Bu oyunu yenmek ve gerçek dünyaya geri dönmek benim, Asuna'nın, her oyuncunun hedefi olmalıydı... ama bunun gerçekten gerçekleşeceği düşüncesi beni endişelendiriyordu. Asuna'ya daha sıkı sarıldım.
"Acıyor Kirito... Sorun ne?"
"Özür dilerim. Hey, Asuna..."
Bir an sustum ama sormak zorundaydım.
"Bu... sadece oyunun içinde mi? Biz, yani... Gerçek dünyaya döndüğümüzde yok olacak bir şey mi?"

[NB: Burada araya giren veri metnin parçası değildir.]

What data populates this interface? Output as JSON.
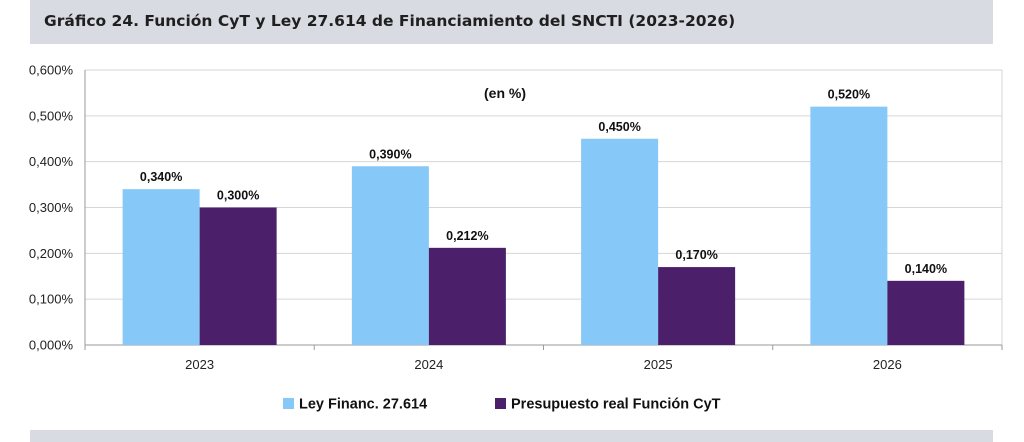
{
  "header": {
    "title": "Gráfico 24. Función CyT y Ley 27.614 de Financiamiento del SNCTI (2023-2026)"
  },
  "chart_data": {
    "type": "bar",
    "title": "Gráfico 24. Función CyT y Ley 27.614 de Financiamiento del SNCTI (2023-2026)",
    "annotation": "(en %)",
    "categories": [
      "2023",
      "2024",
      "2025",
      "2026"
    ],
    "series": [
      {
        "name": "Ley Financ. 27.614",
        "values": [
          0.34,
          0.39,
          0.45,
          0.52
        ],
        "labels": [
          "0,340%",
          "0,390%",
          "0,450%",
          "0,520%"
        ],
        "color": "#86c8f7"
      },
      {
        "name": "Presupuesto real Función CyT",
        "values": [
          0.3,
          0.212,
          0.17,
          0.14
        ],
        "labels": [
          "0,300%",
          "0,212%",
          "0,170%",
          "0,140%"
        ],
        "color": "#4b1f6a"
      }
    ],
    "ylim": [
      0,
      0.6
    ],
    "yticks": [
      0,
      0.1,
      0.2,
      0.3,
      0.4,
      0.5,
      0.6
    ],
    "ytick_labels": [
      "0,000%",
      "0,100%",
      "0,200%",
      "0,300%",
      "0,400%",
      "0,500%",
      "0,600%"
    ],
    "xlabel": "",
    "ylabel": "",
    "grid": true,
    "legend_position": "bottom"
  }
}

"Beni kızdırmaya mı çalışıyorsun?" Etrafında döndü, gözlerinde saf duygu yanıyordu. "Bu normal bir oyun olsaydı ve içinde sıkışıp kalmasaydık bile, ben eğlence olsun diye aşık olmam."
Yüzümü ellerinin arasına aldı.
"Burada öğrendiğim tek bir şey var: Sonuna kadar asla pes etme. Eğer gerçek dünyaya dönersek, seni tekrar bulacağım ve sana tekrar aşık olacağım."
Asuna'nın gücü karşısında kaç kez hayrete düşmüştüm? Yoksa bu sadece benim ona kıyasla ne kadar zayıf olduğumun bir işareti miydi? Her halükarda, bir başkasına güvenmenin, onun size destek olmasının ne kadar iyi hissettirdiğini unutmuştum. Burada ne kadar kalacağımızı bilmiyordum ama umarım savaştan uzak kaldığımız sürece...
Kollarım yumuşak bir sıcaklık ve tatlı bir kokuyla doluyken zihnimin dolaşmasına izin verdim.